Sobre os Métodos Ginásticos Europeus ver: Soares, C. (2007). Educação Física: raízes européias e Brasil (4a ed.) Campinas: Autores Associados, pp. 51-68.
Referências bibliográficas
Coelho Filho, C. & Frazão, D. Prática de Ginástica em Academias Exclusivamente Femininas. Motriz, 16, 269-280, 2010.
Dallo, A. A ginástica como ferramenta pedagógica: o movimento como agente de formação. Trad.: José Geraldo Massucato. São Paulo: USP, 2007.
Del Priore, M. Corpo a Corpo com a Mulher: pequena história das transformações do corpo feminino no Brasil. São Paulo: SENAC, 2000.
Ferreira, M., Mendes, R. & Cunha Junior, C.. Corpo, Juventude, Beleza e o Marketing da Atividade Física. In Cunha Junior, C. Martin, E. & Lira, L. (Orgs.). Lazer, Esporte e Educação Física. Juiz de Fora: UFJF, 2009.

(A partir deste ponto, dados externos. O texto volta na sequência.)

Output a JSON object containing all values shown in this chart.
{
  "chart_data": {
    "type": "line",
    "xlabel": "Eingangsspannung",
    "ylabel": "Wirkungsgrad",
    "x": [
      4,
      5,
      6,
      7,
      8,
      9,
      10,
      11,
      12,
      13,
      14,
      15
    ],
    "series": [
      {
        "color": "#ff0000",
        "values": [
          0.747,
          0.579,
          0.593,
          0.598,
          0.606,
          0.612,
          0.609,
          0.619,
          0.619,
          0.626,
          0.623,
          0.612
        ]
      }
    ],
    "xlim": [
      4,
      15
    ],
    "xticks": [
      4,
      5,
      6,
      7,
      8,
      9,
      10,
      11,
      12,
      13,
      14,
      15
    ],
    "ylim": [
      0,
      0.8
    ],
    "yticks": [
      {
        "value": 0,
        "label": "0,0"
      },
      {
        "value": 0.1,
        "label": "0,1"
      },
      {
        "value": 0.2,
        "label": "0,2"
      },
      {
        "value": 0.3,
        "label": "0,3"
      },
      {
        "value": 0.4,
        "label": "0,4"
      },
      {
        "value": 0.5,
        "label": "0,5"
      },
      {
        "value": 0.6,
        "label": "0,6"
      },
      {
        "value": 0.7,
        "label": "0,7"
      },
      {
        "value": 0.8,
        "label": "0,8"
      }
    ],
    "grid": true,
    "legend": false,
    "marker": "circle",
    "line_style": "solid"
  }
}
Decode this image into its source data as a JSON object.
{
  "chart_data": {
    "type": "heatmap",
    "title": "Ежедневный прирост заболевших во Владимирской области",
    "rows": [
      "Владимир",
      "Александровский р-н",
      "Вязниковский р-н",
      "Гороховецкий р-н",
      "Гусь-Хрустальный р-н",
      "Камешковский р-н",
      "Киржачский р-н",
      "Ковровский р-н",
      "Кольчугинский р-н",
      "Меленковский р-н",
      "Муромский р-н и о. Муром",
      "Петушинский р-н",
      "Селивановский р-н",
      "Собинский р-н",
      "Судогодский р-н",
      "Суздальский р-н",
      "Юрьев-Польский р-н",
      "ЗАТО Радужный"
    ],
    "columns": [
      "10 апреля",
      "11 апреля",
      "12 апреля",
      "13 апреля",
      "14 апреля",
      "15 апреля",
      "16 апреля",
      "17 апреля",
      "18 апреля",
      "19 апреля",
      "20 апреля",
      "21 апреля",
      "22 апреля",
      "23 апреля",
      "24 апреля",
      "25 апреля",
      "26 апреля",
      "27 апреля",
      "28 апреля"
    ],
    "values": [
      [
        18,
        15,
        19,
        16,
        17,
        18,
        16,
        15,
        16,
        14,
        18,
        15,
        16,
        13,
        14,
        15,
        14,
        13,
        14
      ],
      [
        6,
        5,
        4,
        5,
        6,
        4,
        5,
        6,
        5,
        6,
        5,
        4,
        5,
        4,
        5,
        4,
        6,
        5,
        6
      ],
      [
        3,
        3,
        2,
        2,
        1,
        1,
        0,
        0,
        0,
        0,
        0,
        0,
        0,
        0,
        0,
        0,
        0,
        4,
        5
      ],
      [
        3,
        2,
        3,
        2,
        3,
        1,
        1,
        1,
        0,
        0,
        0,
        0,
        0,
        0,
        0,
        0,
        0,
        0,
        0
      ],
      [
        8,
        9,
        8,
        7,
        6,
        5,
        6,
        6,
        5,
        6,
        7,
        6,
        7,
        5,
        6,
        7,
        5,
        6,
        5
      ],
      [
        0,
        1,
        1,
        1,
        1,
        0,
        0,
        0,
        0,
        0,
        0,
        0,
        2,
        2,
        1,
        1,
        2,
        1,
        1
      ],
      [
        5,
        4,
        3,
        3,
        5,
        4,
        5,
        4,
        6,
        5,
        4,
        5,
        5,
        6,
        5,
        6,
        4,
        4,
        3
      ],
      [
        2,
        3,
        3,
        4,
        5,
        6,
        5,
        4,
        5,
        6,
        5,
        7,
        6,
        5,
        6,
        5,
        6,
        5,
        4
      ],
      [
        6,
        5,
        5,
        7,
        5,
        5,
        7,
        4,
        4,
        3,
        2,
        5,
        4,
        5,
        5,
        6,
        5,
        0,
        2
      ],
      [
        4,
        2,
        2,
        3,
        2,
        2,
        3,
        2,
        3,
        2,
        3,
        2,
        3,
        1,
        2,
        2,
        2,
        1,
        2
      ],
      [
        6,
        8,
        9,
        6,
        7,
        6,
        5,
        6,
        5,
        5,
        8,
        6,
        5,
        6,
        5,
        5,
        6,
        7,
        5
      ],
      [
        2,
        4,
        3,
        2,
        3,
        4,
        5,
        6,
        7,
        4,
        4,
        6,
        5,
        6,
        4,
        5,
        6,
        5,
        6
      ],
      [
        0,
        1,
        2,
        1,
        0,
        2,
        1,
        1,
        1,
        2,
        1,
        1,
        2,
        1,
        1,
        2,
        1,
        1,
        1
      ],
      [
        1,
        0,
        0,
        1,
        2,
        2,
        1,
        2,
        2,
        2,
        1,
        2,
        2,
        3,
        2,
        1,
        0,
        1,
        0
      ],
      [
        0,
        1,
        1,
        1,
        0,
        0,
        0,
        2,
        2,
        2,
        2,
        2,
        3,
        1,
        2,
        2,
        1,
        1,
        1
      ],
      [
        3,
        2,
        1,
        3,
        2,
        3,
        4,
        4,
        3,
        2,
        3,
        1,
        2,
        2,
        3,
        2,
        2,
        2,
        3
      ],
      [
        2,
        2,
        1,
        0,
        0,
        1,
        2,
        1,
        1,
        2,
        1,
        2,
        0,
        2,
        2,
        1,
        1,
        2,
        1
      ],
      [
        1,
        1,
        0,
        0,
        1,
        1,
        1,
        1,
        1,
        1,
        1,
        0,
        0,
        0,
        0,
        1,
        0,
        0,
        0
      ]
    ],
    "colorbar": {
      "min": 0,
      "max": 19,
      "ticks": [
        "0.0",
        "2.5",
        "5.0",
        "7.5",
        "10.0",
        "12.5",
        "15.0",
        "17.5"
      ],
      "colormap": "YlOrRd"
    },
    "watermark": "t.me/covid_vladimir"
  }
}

Goellner, S. Imagens da Mulher no Esporte (Cap. 16, pp. 269-292). In Del Priore, M. e Melo, V. (Orgs.). História do Esporte no Brasil: do império aos dias atuais. São Paulo: UNESP, 2009.
Lima, T. & Mioto, R.. Procedimentos Metodológicos na Construção do Conhecimento Científico: a pesquisa bibliográfica. Katálysis. Florianópolis/SC, 10 (esp.), 37-45, 2007.
Maldonado, G.. A Educação Física e o Adolescente: a imagem corporal e estética da transformação na mídia impressa. Mackezine, 59-74, 2006.
Soares, C.. Educação Física: raízes européias e Brasil (4a ed.) Campinas: Autores Associados, 2007.
Soares, C. (Org.). (2006). Corpo e História. 3a ed. São Paulo: Autores Associados.
Vigarello, G. (2006). História da Beleza. Rio de Janeiro: Ediouro.